OAKLAND–The security industry as a whole is really good at identifying interesting new problems and coming up with fancy products to solve them. But there is still a long list of boring, known problems that no one has fixed yet, and those are the ones that need the most attention, experts say.
One of those boring problems is perhaps the oldest one on the list: the password. It’s the most basic form of authentication, but the password is used to protect all kinds of sensitive data and devices, from kids’ iPods to classified government machines. And yet no one has come up with a bulletproof way to address the issue of people reusing passwords across multiple accounts, a problem that can turn a simple phishing attack into a complete disaster for a victim.
“What’s the biggest problem in security? It’s password reuse and nothing else is close,” Alex Stamos, CSO of Facebook, said during a session at the Enigma conference here Monday. “We catch a lot of those, but we don’t catch all of them.”

“We need to embrace the mundane.”

Password reuse is a two-part problem. Users tend to reuse their passwords because it’s convenient and easier than coming up with a new one for every site. Remembering multiple strong passwords is a pain, so people don’t bother. On the other side of the coin is that working on passwords isn’t a sexy research topic. Given the choice between hunting down APTs and trying to come up with a new password manager, a lot of researchers are choosing the former every time. And that isn’t a good recipe for progress.
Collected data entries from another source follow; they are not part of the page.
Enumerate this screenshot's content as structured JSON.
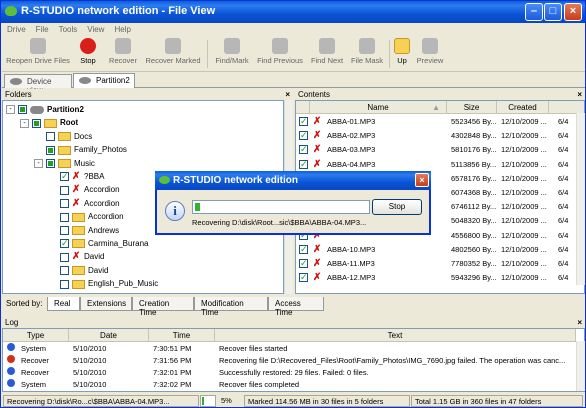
{
  "window": {
    "title": "R-STUDIO network edition - File View",
    "accent": "#0a54d4"
  },
  "menu": [
    "Drive",
    "File",
    "Tools",
    "View",
    "Help"
  ],
  "toolbar": {
    "items": [
      {
        "label": "Reopen Drive Files",
        "icon": "reopen-icon",
        "enabled": false
      },
      {
        "label": "Stop",
        "icon": "stop-icon",
        "enabled": true
      },
      {
        "label": "Recover",
        "icon": "recover-icon",
        "enabled": false
      },
      {
        "label": "Recover Marked",
        "icon": "recover-marked-icon",
        "enabled": false
      },
      {
        "label": "Find/Mark",
        "icon": "binoculars-icon",
        "enabled": false
      },
      {
        "label": "Find Previous",
        "icon": "find-previous-icon",
        "enabled": false
      },
      {
        "label": "Find Next",
        "icon": "find-next-icon",
        "enabled": false
      },
      {
        "label": "File Mask",
        "icon": "file-mask-icon",
        "enabled": false
      },
      {
        "label": "Up",
        "icon": "folder-up-icon",
        "enabled": true
      },
      {
        "label": "Preview",
        "icon": "preview-icon",
        "enabled": false
      }
    ]
  },
  "tabs": [
    {
      "label": "Device view",
      "icon": "device-icon"
    },
    {
      "label": "Partition2",
      "icon": "disk-icon",
      "active": true
    }
  ],
  "folders": {
    "title": "Folders",
    "tree": [
      {
        "label": "Partition2",
        "level": 0,
        "toggle": "-",
        "check": "part",
        "icon": "drive",
        "bold": true
      },
      {
        "label": "Root",
        "level": 1,
        "toggle": "-",
        "check": "part",
        "icon": "folder",
        "bold": true
      },
      {
        "label": "Docs",
        "level": 2,
        "toggle": "",
        "check": "none",
        "icon": "folder"
      },
      {
        "label": "Family_Photos",
        "level": 2,
        "toggle": "",
        "check": "part",
        "icon": "folder"
      },
      {
        "label": "Music",
        "level": 2,
        "toggle": "-",
        "check": "part",
        "icon": "folder"
      },
      {
        "label": "?BBA",
        "level": 3,
        "toggle": "",
        "check": "full",
        "icon": "xfile"
      },
      {
        "label": "Accordion",
        "level": 3,
        "toggle": "",
        "check": "none",
        "icon": "xfile"
      },
      {
        "label": "Accordion",
        "level": 3,
        "toggle": "",
        "check": "none",
        "icon": "xfile"
      },
      {
        "label": "Accordion",
        "level": 3,
        "toggle": "",
        "check": "none",
        "icon": "folder"
      },
      {
        "label": "Andrews",
        "level": 3,
        "toggle": "",
        "check": "none",
        "icon": "folder"
      },
      {
        "label": "Carmina_Burana",
        "level": 3,
        "toggle": "",
        "check": "full",
        "icon": "folder"
      },
      {
        "label": "David",
        "level": 3,
        "toggle": "",
        "check": "none",
        "icon": "xfile"
      },
      {
        "label": "David",
        "level": 3,
        "toggle": "",
        "check": "none",
        "icon": "folder"
      },
      {
        "label": "English_Pub_Music",
        "level": 3,
        "toggle": "",
        "check": "none",
        "icon": "folder"
      }
    ]
  },
  "sort": {
    "label": "Sorted by:",
    "tabs": [
      "Real",
      "Extensions",
      "Creation Time",
      "Modification Time",
      "Access Time"
    ]
  },
  "contents": {
    "title": "Contents",
    "columns": [
      "Name",
      "Size",
      "Created"
    ],
    "rows": [
      {
        "name": "ABBA-01.MP3",
        "size": "5523456 By...",
        "created": "12/10/2009 ...",
        "mod": "6/4"
      },
      {
        "name": "ABBA-02.MP3",
        "size": "4302848 By...",
        "created": "12/10/2009 ...",
        "mod": "6/4"
      },
      {
        "name": "ABBA-03.MP3",
        "size": "5810176 By...",
        "created": "12/10/2009 ...",
        "mod": "6/4"
      },
      {
        "name": "ABBA-04.MP3",
        "size": "5113856 By...",
        "created": "12/10/2009 ...",
        "mod": "6/4"
      },
      {
        "name": "",
        "size": "6578176 By...",
        "created": "12/10/2009 ...",
        "mod": "6/4"
      },
      {
        "name": "",
        "size": "6074368 By...",
        "created": "12/10/2009 ...",
        "mod": "6/4"
      },
      {
        "name": "",
        "size": "6746112 By...",
        "created": "12/10/2009 ...",
        "mod": "6/4"
      },
      {
        "name": "",
        "size": "5048320 By...",
        "created": "12/10/2009 ...",
        "mod": "6/4"
      },
      {
        "name": "",
        "size": "4556800 By...",
        "created": "12/10/2009 ...",
        "mod": "6/4"
      },
      {
        "name": "ABBA-10.MP3",
        "size": "4802560 By...",
        "created": "12/10/2009 ...",
        "mod": "6/4"
      },
      {
        "name": "ABBA-11.MP3",
        "size": "7780352 By...",
        "created": "12/10/2009 ...",
        "mod": "6/4"
      },
      {
        "name": "ABBA-12.MP3",
        "size": "5943296 By...",
        "created": "12/10/2009 ...",
        "mod": "6/4"
      }
    ]
  },
  "log": {
    "title": "Log",
    "columns": [
      "Type",
      "Date",
      "Time",
      "Text"
    ],
    "rows": [
      {
        "type": "System",
        "date": "5/10/2010",
        "time": "7:30:51 PM",
        "text": "Recover files started",
        "color": "#2a5bd7"
      },
      {
        "type": "Recover",
        "date": "5/10/2010",
        "time": "7:31:56 PM",
        "text": "Recovering file D:\\Recovered_Files\\Root\\Family_Photos\\IMG_7690.jpg failed. The operation was canc...",
        "color": "#d0301a"
      },
      {
        "type": "Recover",
        "date": "5/10/2010",
        "time": "7:32:01 PM",
        "text": "Successfully restored: 29 files. Failed: 0 files.",
        "color": "#2a5bd7"
      },
      {
        "type": "System",
        "date": "5/10/2010",
        "time": "7:32:02 PM",
        "text": "Recover files completed",
        "color": "#2a5bd7"
      }
    ]
  },
  "status": {
    "path": "Recovering D:\\disk\\Ro...c\\$BBA\\ABBA-04.MP3...",
    "percent": "5%",
    "progress": 0.05,
    "marked": "Marked 114.56 MB in 30 files in 5 folders",
    "total": "Total 1.15 GB in 360 files in 47 folders"
  },
  "dialog": {
    "title": "R-STUDIO network edition",
    "stop": "Stop",
    "text": "Recovering D:\\disk\\Root...sic\\$BBA\\ABBA-04.MP3...",
    "progress": 0.03
  }
}
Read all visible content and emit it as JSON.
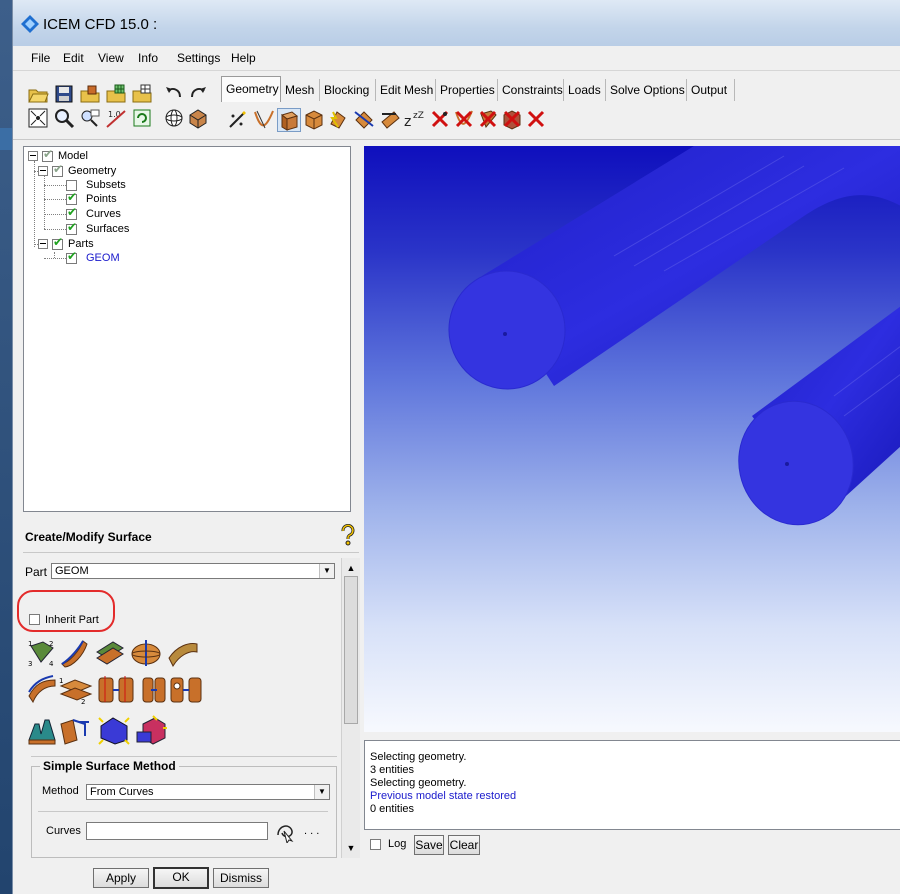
{
  "window": {
    "title": "ICEM CFD 15.0 :"
  },
  "menu": [
    "File",
    "Edit",
    "View",
    "Info",
    "Settings",
    "Help"
  ],
  "tabs": [
    "Geometry",
    "Mesh",
    "Blocking",
    "Edit Mesh",
    "Properties",
    "Constraints",
    "Loads",
    "Solve Options",
    "Output"
  ],
  "tree": {
    "model": "Model",
    "geometry": "Geometry",
    "subsets": "Subsets",
    "points": "Points",
    "curves": "Curves",
    "surfaces": "Surfaces",
    "parts": "Parts",
    "geom": "GEOM"
  },
  "panel": {
    "title": "Create/Modify Surface",
    "part_label": "Part",
    "part_value": "GEOM",
    "inherit_label": "Inherit Part",
    "group_title": "Simple Surface Method",
    "method_label": "Method",
    "method_value": "From Curves",
    "curves_label": "Curves",
    "curves_value": "",
    "dots": ". . ."
  },
  "buttons": {
    "apply": "Apply",
    "ok": "OK",
    "dismiss": "Dismiss"
  },
  "log": {
    "lines": [
      {
        "text": "Selecting geometry.",
        "color": "#000000"
      },
      {
        "text": "3 entities",
        "color": "#000000"
      },
      {
        "text": "Selecting geometry.",
        "color": "#000000"
      },
      {
        "text": "Previous model state restored",
        "color": "#1a1acc"
      },
      {
        "text": "0 entities",
        "color": "#000000"
      }
    ],
    "log_label": "Log",
    "save_label": "Save",
    "clear_label": "Clear"
  },
  "colors": {
    "geom_label": "#1a1acc",
    "tube": "#2b2bd6",
    "annotation": "#e32b2b"
  }
}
“We don’t have a really good, usable solution. We need more people working on these problems. It’s a scoped problem,” Parisa Tabriz, who works on Chrome security at Google, said during the talk with Stamos. “I still see a lot of victim blaming. We should make authentication on the web easier.”
There are plenty of people working on the authentication problem, and some of them are developing novel ideas. On Monday, Facebook introduced a new account-recovery system called Delegated Recovery that relies on a user’s association with other services as a way to authenticate her and help her regain access to her account. But Tabriz encouraged more security researchers to take a swing at some of these existing problems rather than looking for the next big thing.
“In general, leave crypto to the experts and worry about the other things. I feel like we’re spending too much time on that and not on making security usable,” she said. “We need more people working on the mundane security things. We still have a really long way to go but it’s important for researchers to not just try to get the really large headlines. We need to embrace the mundane and the best practices of security.”